Catalogue Number: 11V066
Label: Dacapo
Reference: 6.220579
Format: SACD hybrid
Price: $16.98
Description: Koch's idiom is neo-Romantic and very tonal, with an emphasis on melody and lyricism. Dreams, nostalgia and the escape into worlds of the mind are recurring themes in his music. The substantial three-movement Cello Concerto deals with different kinds of dreamscapes; the opening movement inhabits a magical world of day-dreaming, the eloquent, long-breathed solo part only briefly disturbed by the orchestra's intrusive attempt to reintroduce 'real life'. The slow movement is a tender lullaby, again interrupted and this time reaching a powerful climax with a sense of conflict, resolved by the calm alliance of an off-stage flugelhorn with the cello, which helps to restore order.

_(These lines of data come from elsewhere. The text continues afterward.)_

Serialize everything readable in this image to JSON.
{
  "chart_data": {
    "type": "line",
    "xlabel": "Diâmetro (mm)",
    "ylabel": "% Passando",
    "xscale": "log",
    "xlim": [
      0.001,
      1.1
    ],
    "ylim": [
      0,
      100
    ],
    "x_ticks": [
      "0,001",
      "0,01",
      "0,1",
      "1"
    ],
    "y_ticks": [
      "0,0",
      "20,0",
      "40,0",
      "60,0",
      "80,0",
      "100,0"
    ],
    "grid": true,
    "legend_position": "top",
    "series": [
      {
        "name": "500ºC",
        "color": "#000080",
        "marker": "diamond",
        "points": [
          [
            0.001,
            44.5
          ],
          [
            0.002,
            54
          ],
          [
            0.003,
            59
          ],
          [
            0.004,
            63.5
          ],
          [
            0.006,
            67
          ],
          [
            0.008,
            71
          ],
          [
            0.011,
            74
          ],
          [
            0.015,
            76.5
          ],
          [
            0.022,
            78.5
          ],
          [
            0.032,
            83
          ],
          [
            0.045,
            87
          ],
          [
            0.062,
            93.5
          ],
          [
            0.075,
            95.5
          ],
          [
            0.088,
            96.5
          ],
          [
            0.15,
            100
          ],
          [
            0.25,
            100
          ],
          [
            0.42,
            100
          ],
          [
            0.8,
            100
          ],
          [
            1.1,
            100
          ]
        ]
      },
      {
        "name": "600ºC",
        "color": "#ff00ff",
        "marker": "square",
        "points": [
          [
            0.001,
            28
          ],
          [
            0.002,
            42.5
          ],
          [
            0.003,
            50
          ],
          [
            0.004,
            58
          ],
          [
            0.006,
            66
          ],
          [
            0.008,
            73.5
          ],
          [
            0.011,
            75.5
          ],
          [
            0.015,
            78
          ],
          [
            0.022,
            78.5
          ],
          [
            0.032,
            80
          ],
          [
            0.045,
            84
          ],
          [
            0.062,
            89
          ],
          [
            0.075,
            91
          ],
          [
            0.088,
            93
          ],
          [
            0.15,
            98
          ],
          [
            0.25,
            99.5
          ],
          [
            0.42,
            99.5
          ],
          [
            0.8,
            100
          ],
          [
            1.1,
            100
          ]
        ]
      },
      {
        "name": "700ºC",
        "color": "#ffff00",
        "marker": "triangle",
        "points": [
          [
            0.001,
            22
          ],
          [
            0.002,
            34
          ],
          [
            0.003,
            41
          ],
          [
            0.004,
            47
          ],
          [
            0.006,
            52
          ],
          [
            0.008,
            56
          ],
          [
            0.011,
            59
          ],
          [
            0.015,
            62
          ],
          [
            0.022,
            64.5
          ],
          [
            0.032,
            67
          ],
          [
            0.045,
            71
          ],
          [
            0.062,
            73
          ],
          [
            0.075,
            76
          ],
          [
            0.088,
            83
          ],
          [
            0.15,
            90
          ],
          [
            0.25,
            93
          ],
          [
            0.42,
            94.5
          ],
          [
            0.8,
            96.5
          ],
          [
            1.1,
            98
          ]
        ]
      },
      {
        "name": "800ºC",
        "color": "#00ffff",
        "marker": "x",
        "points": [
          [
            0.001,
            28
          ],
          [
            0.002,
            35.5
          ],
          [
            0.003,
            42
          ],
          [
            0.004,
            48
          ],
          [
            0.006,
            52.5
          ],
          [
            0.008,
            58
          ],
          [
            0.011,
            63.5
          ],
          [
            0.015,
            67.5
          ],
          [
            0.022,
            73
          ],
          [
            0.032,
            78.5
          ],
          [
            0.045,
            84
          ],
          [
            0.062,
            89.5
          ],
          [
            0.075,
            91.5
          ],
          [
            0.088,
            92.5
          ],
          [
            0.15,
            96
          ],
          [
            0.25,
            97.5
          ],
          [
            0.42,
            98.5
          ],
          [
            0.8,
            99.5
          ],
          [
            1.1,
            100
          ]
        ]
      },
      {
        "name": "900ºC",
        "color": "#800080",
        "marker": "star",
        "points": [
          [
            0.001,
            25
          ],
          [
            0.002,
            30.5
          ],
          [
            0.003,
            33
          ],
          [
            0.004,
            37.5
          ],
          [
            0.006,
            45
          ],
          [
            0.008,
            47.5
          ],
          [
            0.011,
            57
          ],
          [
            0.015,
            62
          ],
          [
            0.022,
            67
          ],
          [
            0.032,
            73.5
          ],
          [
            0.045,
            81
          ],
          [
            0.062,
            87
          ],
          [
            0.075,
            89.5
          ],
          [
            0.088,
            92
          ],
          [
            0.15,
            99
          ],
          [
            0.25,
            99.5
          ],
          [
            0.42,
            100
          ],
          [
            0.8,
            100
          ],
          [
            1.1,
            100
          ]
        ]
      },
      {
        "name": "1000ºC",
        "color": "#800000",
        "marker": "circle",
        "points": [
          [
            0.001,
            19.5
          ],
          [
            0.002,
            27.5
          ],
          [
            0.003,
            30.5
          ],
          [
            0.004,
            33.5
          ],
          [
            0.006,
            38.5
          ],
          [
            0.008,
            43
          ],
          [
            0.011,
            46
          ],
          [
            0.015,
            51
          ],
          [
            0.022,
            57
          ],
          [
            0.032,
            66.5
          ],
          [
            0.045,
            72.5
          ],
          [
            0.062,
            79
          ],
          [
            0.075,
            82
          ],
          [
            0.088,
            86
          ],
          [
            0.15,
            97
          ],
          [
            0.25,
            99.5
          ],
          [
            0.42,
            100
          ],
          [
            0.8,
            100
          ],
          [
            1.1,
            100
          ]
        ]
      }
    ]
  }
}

The ambitious finale is an Hungarian fantasia, partly in homage to the dancelike 'Hungarian gypsy' finales in the Romantic tradition, and partly in tribute to Ligeti, who died while Koch was working on the concerto, though both the lively folk elements and the reflective passages are more influenced by Bartók. Arcadia Lost is in every way the epitome of the re-imagined Romantic concerto, beginning with its inspiration, Shelley's rich evocation of Venice, with its sinister overtones of insanity, thwarted love and lost creativity, Julian and Maddalo. The work is more dramatic than the dreamy cello concerto, the first movement shadowy and haunted, vividly pictorial and with a sense of mounting narrative tension; the second is a nocturne, full of evanescent ghostly visions, and the third is a pastorale, welcoming the new day. The clarinet concerto Lonesome is a set of variations on a lovely, melancholy theme. The work is wistful and sad, but not morbid or monochrome; there is a good deal of emotional variety, as the clarinet, which plays almost continuously throughout, makes a few attempts to amuse itself with no companions (it is the only wind instrument on stage) in some slightly frantic, upbeat variations, but in the end the mood of resignation wins out. Michaela Fukačová (cello), Eugen Tichindeleanu violin), John Kruse (clarinet), Odense Symphony Orchestra; Justin Brown.